Claude Corrivault est entré à l’emploi de la Faculté de commerce de l’Université Laval, en septembre 1954, comme professeur assistant. Sa lettre d’engagement – signée par Mgr Alphonse-Marie Parent – lui assigne comme tâche de « dispenser un cours de morale sociale et de sociologie ». À la même époque, il a enseigné aussi les sciences sociales à l’École d’architecture. Agrégé en 1960, il est passé au Département de sociologie et d’anthropologie en 1961, où il a été recruté pour renforcer le volet sociologie du développement, récemment institué. Il y donnera pendant de nombreuses années un cours d’introduction à la sociologie, en plus d’être responsable de stages en milieu de travail pour les étudiants de premier cycle et d’un cours sur la société québécoise à l’École de service social. Il dispensera aussi plusieurs autres cours – Le changement social, Aspects sociaux du droit, La sociologie de C.-W. Mills et Sociologie des professions. Il a assumé la co-direction (avec Jean-Paul Montminy) du laboratoire de recherche au programme de maîtrise en sociologie dans les années 1980.

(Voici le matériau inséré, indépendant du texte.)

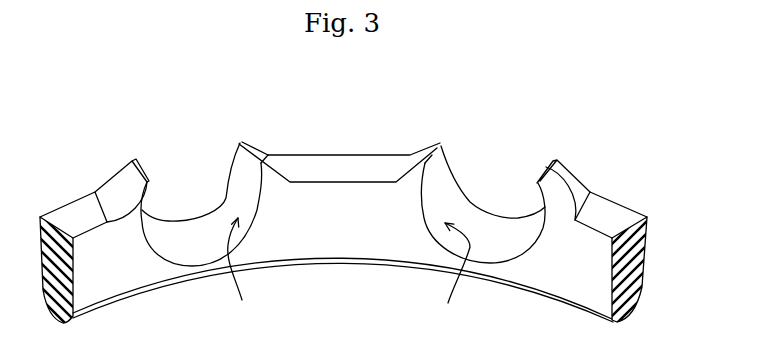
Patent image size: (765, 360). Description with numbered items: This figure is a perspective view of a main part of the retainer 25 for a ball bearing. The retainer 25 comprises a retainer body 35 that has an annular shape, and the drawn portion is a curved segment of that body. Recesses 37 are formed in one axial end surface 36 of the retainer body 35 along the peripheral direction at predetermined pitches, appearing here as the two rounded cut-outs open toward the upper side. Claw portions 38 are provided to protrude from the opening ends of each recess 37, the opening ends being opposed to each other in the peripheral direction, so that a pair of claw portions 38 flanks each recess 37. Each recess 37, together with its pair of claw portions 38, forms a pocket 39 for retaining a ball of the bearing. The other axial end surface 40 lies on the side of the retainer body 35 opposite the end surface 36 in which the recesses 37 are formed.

The retainer 25 is at (632, 173).
The retainer body 35 is at (315, 152).
The one axial end surface 36 is at (360, 167).
The recess 37 is at (170, 243).
The claw portion 38 is at (113, 182).
The pocket 39 is at (349, 274).
The other axial end surface 40 is at (343, 266).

Parmi les activités de recherche et enseignements aux études avancées de Claude Corrivault, signalons un séminaire sur l’argent, donné en collaboration avec Guy Godin à l’Institut supérieur des sciences humaines. Il a aussi effectué des recherches en sociologie des professions, qui ont surtout nourri son enseignement sur le même thème dans les programmes de maîtrise et de doctorat en sociologie. Soulignons que les meilleurs travaux de l’un de ses séminaires ont été publiés dans un numéro thématique de Recherches sociographiques en 1978. Il a par ailleurs effectué des recherches sur le notariat en 1978 et 1980, réalisé une étude sur les infirmières pour le compte de leur syndicat en 1984 et une autre, sur les ingénieurs forestiers, en 1985. Par la suite, il a collaboré avec Louis Guay à diverses études sur la forêt comme enjeu social, longtemps avant que celui-ci ne fasse l’objet de débats sur la place publique.

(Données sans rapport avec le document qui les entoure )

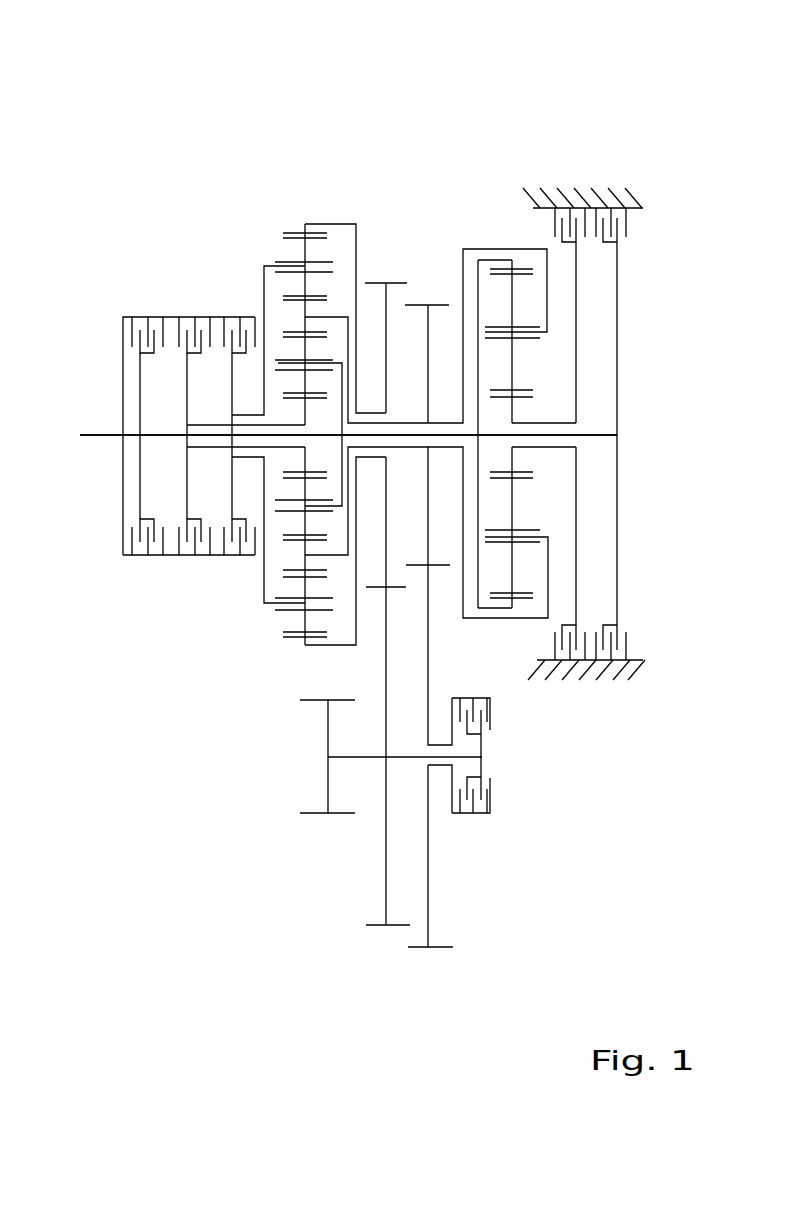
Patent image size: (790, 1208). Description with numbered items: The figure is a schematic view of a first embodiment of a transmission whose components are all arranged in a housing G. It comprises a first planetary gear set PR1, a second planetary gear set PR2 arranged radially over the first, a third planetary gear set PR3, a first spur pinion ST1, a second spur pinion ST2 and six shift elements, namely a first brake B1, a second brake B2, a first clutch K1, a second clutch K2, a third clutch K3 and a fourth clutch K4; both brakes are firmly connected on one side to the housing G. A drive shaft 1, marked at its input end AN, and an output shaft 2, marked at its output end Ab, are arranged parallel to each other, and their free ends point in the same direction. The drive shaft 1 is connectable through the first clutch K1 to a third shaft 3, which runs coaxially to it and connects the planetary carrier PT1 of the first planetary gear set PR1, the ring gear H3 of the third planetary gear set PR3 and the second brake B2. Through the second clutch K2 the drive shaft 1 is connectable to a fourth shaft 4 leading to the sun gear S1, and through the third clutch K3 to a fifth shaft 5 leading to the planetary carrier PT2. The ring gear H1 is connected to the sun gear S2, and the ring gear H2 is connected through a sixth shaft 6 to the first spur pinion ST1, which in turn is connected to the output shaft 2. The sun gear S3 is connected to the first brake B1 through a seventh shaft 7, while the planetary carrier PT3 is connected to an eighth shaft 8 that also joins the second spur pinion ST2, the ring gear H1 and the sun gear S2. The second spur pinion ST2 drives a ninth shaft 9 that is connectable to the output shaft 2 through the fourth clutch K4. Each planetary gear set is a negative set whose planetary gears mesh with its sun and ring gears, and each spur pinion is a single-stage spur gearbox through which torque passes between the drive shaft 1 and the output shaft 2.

The drive shaft 1 is at (108, 440).
The output shaft 2 is at (368, 758).
The third shaft 3 is at (140, 360).
The fourth shaft 4 is at (185, 382).
The fifth shaft 5 is at (231, 401).
The sixth shaft 6 is at (348, 222).
The seventh shaft 7 is at (577, 398).
The eighth shaft 8 is at (478, 248).
The ninth shaft 9 is at (440, 768).
The input shaft AN is at (110, 437).
The output shaft Ab is at (325, 780).
The first clutch K1 is at (145, 305).
The second clutch K2 is at (190, 305).
The third clutch K3 is at (238, 305).
The fourth clutch K4 is at (472, 823).
The first brake B1 is at (568, 205).
The second brake B2 is at (607, 205).
The housing G is at (605, 198).
The first planetary gear set PR1 is at (282, 350).
The second planetary gear set PR2 is at (305, 197).
The third planetary gear set PR3 is at (511, 235).
The sun gear of the first planetary gear set S1 is at (297, 477).
The sun gear of the second planetary gear set S2 is at (297, 577).
The sun gear of the third planetary gear set S3 is at (517, 388).
The planetary carrier of the first planetary gear set PT1 is at (297, 512).
The planetary carrier of the second planetary gear set PT2 is at (297, 612).
The planetary carrier of the third planetary gear set PT3 is at (513, 323).
The ring gear of the first planetary gear set H1 is at (297, 540).
The ring gear of the second planetary gear set H2 is at (297, 640).
The ring gear of the third planetary gear set H3 is at (522, 268).
The first spur pinion ST1 is at (385, 255).
The second spur pinion ST2 is at (426, 280).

Claude Corrivault s’est aussi impliqué dans diverses activités universitaires ou extra-universitaires, et il a été membre de nombreux comités essentiels à la bonne marche de l’Université, quoique de peu de visibilité. Il a entre autres été secrétaire du Département de sociologie et d’anthropologie dans les années 1960 – à l’époque où l’administration des dossiers d’étudiants était de la responsabilité des professeurs eux-mêmes – et directeur des programmes d’études avancées en 1977-1979 et 1985-1987. En 1982, il a fait parti du jury du prestigieux concours « Mémoire d’une époque », organisé par l’Institut québécois de recherche sur la culture. Après sa retraite, le 1er avril 1989, il est demeuré actif à « l’extension de l’enseignement » de l’Université Laval – organisme qui s’occupait de ce qu’on appelait alors l’éducation des adultes – en y assurant un cours sur l’étude de la société québécoise jusqu’à l’hiver 1993.

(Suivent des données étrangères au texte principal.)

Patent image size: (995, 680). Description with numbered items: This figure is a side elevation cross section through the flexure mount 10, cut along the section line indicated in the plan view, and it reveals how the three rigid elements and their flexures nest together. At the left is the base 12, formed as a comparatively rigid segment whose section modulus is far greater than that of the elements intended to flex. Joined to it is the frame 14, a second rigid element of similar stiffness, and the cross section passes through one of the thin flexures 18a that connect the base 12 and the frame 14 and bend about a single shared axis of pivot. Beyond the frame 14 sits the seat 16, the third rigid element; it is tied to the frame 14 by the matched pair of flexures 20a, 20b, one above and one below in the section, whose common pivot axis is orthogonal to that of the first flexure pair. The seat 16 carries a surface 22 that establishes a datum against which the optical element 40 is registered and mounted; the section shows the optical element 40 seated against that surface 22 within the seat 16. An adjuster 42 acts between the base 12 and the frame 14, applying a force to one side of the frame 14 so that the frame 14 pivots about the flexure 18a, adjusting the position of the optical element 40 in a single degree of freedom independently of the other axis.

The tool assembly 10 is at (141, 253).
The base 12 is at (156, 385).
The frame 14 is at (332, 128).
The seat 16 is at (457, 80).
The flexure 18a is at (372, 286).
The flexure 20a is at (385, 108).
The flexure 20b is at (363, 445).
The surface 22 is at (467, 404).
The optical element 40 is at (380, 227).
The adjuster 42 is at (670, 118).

« Corrivault » – comme il affectionnait être appelé par ses collègues et ses étudiants – a peu publié, se contentant de diffuser ses travaux sous forme de rapports ou de communications, aux Congrès de l’ACFAS notamment, et de faire profiter de son savoir plusieurs étudiants qui ont rédigé des thèses de doctorat ou mémoires de maîtrise sous sa direction. Tous conservent de lui le souvenir d’un homme modeste, attachant et dévoué, à l’empathie hors du commun, tant avec ceux qu’il venait interviewer qu’avec les étudiants qu’il a aidés et dépannés en grand nombre. C’était un travailleur de l’ombre, l’un des pionniers qui ont jeté les bases scientifiques des sciences sociales telles que nous les connaissons aujourd’hui.